This also has the side effects of making it impossible to load YouTube videos (I get "an error has occurred" on everything) and gravatars.

I don't know how to go about fixing this problem - the built-in Windows networking troubleshooter doesn't notice that anything is wrong.

Anyone have any idea about what might be wrong with it?

Worira
2013-11-08, 01:56 PM
I'm not sure what's actually causing this, but using HTTPS Everywhere (https://www.eff.org/https-everywhere) should probably fix the immediate problem for you.

lesser_minion
2013-11-08, 02:01 PM
Anyone have any idea about what might be wrong with it?

I wasn't aware that there was ever any magic going on with browsers 'recognising' secure sites -- the browser just goes to http://www.example.com/some-secure-resource and gets a response saying "ur doing it wrong, go to https://www.example.com/some-secure-resource".

So, unless I'm hopelessly wrong, your problem is that your browser isn't following redirects. I'd imagine that it's either your network, your antimalware, or some standard extension or piece of configuration you use that's at fault.

Flickerdart
2013-11-08, 02:24 PM
I wasn't aware that there was ever any magic going on with browsers 'recognising' secure sites -- the browser just goes to http://www.example.com/some-secure-resource and gets a response saying "ur doing it wrong, go to https://www.example.com/some-secure-resource".

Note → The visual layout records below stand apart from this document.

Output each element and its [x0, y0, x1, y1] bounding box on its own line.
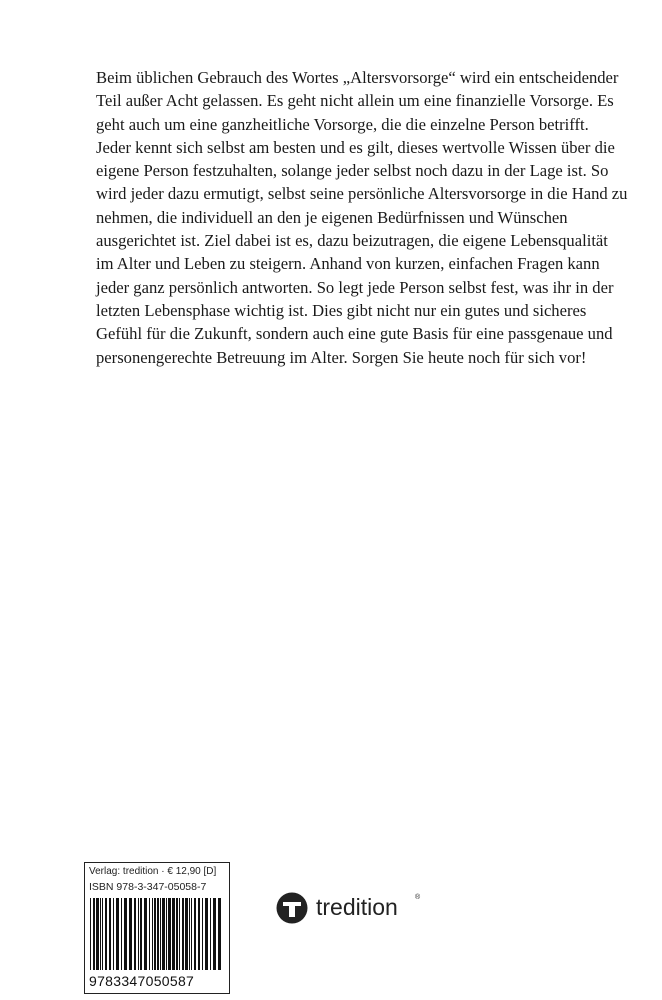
barcode-bar	[154, 898, 156, 970]
barcode-label	[84, 862, 230, 994]
blurb-line: nehmen, die individuell an den je eigenen Bedürfnissen und Wünschen	[96, 207, 568, 227]
barcode-bar	[138, 898, 139, 970]
barcode-bar	[210, 898, 211, 970]
barcode-bar	[189, 898, 190, 970]
blurb-line: letzten Lebensphase wichtig ist. Dies gibt nicht nur ein gutes und sicheres	[96, 300, 587, 320]
barcode-bar	[129, 898, 132, 970]
tredition-logo-icon	[276, 892, 308, 924]
barcode-bar	[157, 898, 159, 970]
barcode-bar	[102, 898, 103, 970]
barcode-bar	[166, 898, 167, 970]
barcode-bar	[149, 898, 150, 970]
barcode-bar	[116, 898, 119, 970]
blurb-line: im Alter und Leben zu steigern. Anhand von kurzen, einfachen Fragen kann	[96, 254, 600, 274]
barcode-bar	[191, 898, 192, 970]
blurb-line: personengerechte Betreuung im Alter. Sorgen Sie heute noch für sich vor!	[96, 347, 587, 367]
blurb-line: jeder ganz persönlich antworten. So legt jede Person selbst fest, was ihr in der	[96, 277, 614, 297]
barcode-bar	[218, 898, 221, 970]
barcode-bar	[202, 898, 203, 970]
barcode-bar	[134, 898, 136, 970]
barcode-bar	[152, 898, 153, 970]
barcode-bar	[176, 898, 178, 970]
barcode-bar	[194, 898, 196, 970]
barcode-bar	[172, 898, 175, 970]
barcode-bar	[113, 898, 114, 970]
back-cover-blurb	[96, 66, 636, 369]
registered-mark: ®	[415, 894, 421, 901]
barcode-bar	[179, 898, 180, 970]
publisher-price: Verlag: tredition · € 12,90 [D]	[89, 866, 217, 877]
barcode-bar	[140, 898, 142, 970]
blurb-line: Teil außer Acht gelassen. Es geht nicht allein um eine finanzielle Vorsorge. Es	[96, 91, 614, 111]
barcode-bar	[144, 898, 147, 970]
blurb-line: Gefühl für die Zukunft, sondern auch eine gute Basis für eine passgenaue und	[96, 324, 613, 344]
barcode-bar	[162, 898, 165, 970]
blurb-line: wird jeder dazu ermutigt, selbst seine persönliche Altersvorsorge in die Hand zu	[96, 184, 628, 204]
barcode-bar	[124, 898, 127, 970]
barcode-bars	[88, 898, 226, 970]
blurb-line: geht auch um eine ganzheitliche Vorsorge, die die einzelne Person betrifft.	[96, 114, 589, 134]
blurb-line: Jeder kennt sich selbst am besten und es gilt, dieses wertvolle Wissen über die	[96, 137, 615, 157]
blurb-line: ausgerichtet ist. Ziel dabei ist es, dazu beizutragen, die eigene Lebensqualität	[96, 231, 608, 251]
barcode-bar	[182, 898, 184, 970]
barcode-bar	[198, 898, 200, 970]
barcode-bar	[160, 898, 161, 970]
barcode-bar	[213, 898, 216, 970]
barcode-bar	[93, 898, 95, 970]
barcode-bar	[90, 898, 91, 970]
blurb-line: Beim üblichen Gebrauch des Wortes „Altersvorsorge“ wird ein entscheidender	[96, 68, 619, 87]
barcode-bar	[121, 898, 122, 970]
barcode-bar	[205, 898, 208, 970]
barcode-bar	[109, 898, 111, 970]
barcode-bar	[168, 898, 171, 970]
barcode-bar	[100, 898, 101, 970]
logo-wordmark: tredition	[316, 894, 398, 920]
blurb-line: eigene Person festzuhalten, solange jeder selbst noch dazu in der Lage ist. So	[96, 161, 609, 181]
barcode-bar	[105, 898, 107, 970]
isbn-text: ISBN 978-3-347-05058-7	[89, 881, 207, 893]
barcode-number: 9783347050587	[89, 973, 195, 989]
barcode-bar	[96, 898, 99, 970]
barcode-bar	[185, 898, 188, 970]
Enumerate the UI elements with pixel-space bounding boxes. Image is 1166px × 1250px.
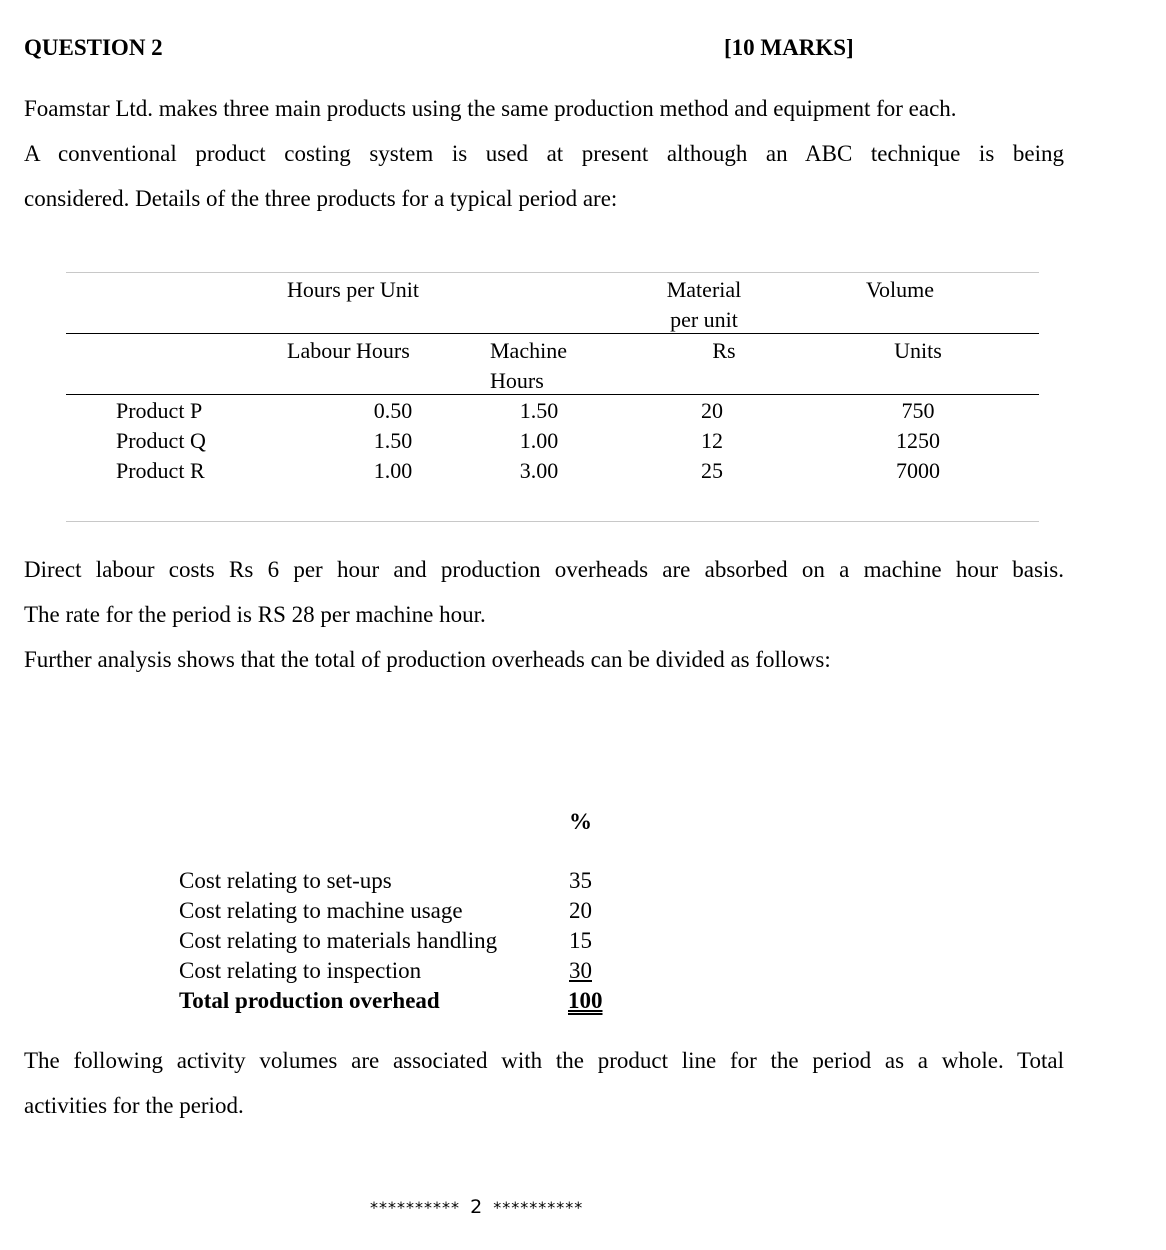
activity-line-2: activities for the period. — [24, 1093, 244, 1118]
row-volume-value: 1250 — [896, 428, 940, 453]
overhead-total-value: 100 — [568, 988, 603, 1013]
overhead-item-label: Cost relating to set-ups — [179, 868, 392, 893]
header-divider — [66, 333, 1039, 334]
labour-line-1: Direct labour costs Rs 6 per hour and production overheads are absorbed on a machine hour basis. — [24, 557, 1064, 582]
row-product-label: Product P — [116, 398, 203, 423]
activity-line-1: The following activity volumes are associated with the product line for the period as a whole. Total — [24, 1048, 1064, 1073]
header-volume: Volume — [865, 277, 935, 302]
page-footer — [370, 1196, 583, 1218]
header-material-line-1: Material — [666, 277, 742, 302]
row-machine-value: 3.00 — [519, 458, 559, 483]
subheader-labour-hours: Labour Hours — [287, 338, 410, 363]
labour-line-3: Further analysis shows that the total of production overheads can be divided as follows: — [24, 647, 831, 672]
row-product-label: Product R — [116, 458, 205, 483]
overhead-item-value: 35 — [569, 868, 592, 893]
marks-label: [10 MARKS] — [724, 35, 854, 60]
labour-line-2: The rate for the period is RS 28 per machine hour. — [24, 602, 486, 627]
page-number: 2 — [470, 1196, 484, 1218]
overhead-total-label: Total production overhead — [179, 988, 440, 1013]
table-bottom-border — [66, 521, 1039, 522]
overhead-item-value: 20 — [569, 898, 592, 923]
overhead-item-label: Cost relating to inspection — [179, 958, 422, 983]
row-machine-value: 1.00 — [519, 428, 559, 453]
header-hours-per-unit: Hours per Unit — [287, 277, 419, 302]
subheader-volume-units: Units — [894, 338, 942, 363]
footer-stars-right: ********** — [493, 1198, 584, 1217]
overhead-item-label: Cost relating to machine usage — [179, 898, 463, 923]
row-labour-value: 0.50 — [373, 398, 413, 423]
intro-line-1: Foamstar Ltd. makes three main products using the same production method and equipment for each. — [24, 96, 957, 121]
row-machine-value: 1.50 — [519, 398, 559, 423]
subheader-machine-line-2: Hours — [490, 368, 544, 393]
overhead-item-label: Cost relating to materials handling — [179, 928, 498, 953]
table-top-border — [66, 272, 1039, 273]
row-volume-value: 7000 — [896, 458, 940, 483]
subheader-material-rs: Rs — [712, 338, 736, 363]
overhead-item-value: 30 — [569, 958, 592, 983]
subheader-machine-line-1: Machine — [490, 338, 567, 363]
overhead-item-value: 15 — [569, 928, 592, 953]
question-title: QUESTION 2 — [24, 35, 163, 60]
intro-line-2: A conventional product costing system is used at present although an ABC technique is being — [24, 141, 1064, 166]
row-material-value: 25 — [701, 458, 723, 483]
header-material-line-2: per unit — [670, 307, 738, 332]
row-material-value: 12 — [701, 428, 723, 453]
subheader-divider — [66, 394, 1039, 395]
row-material-value: 20 — [701, 398, 723, 423]
intro-line-3: considered. Details of the three products for a typical period are: — [24, 186, 618, 211]
row-labour-value: 1.00 — [373, 458, 413, 483]
row-product-label: Product Q — [116, 428, 206, 453]
row-volume-value: 750 — [901, 398, 935, 423]
footer-stars-left: ********** — [370, 1198, 460, 1217]
percent-header: % — [569, 809, 592, 834]
row-labour-value: 1.50 — [373, 428, 413, 453]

So, unless I'm hopelessly wrong, your problem is that your browser isn't following redirects. I'd imagine that it's either your network, your antimalware, or some standard extension or piece of configuration you use that's at fault.
Possible, but I haven't made any changes to my settings recently, so I don't know why it would work before but not now.



I'm not sure what's actually causing this, but using HTTPS Everywhere (https://www.eff.org/https-everywhere) should probably fix the immediate problem for you.
This seems to have solved the issue - YouTube videos work as well. Thanks!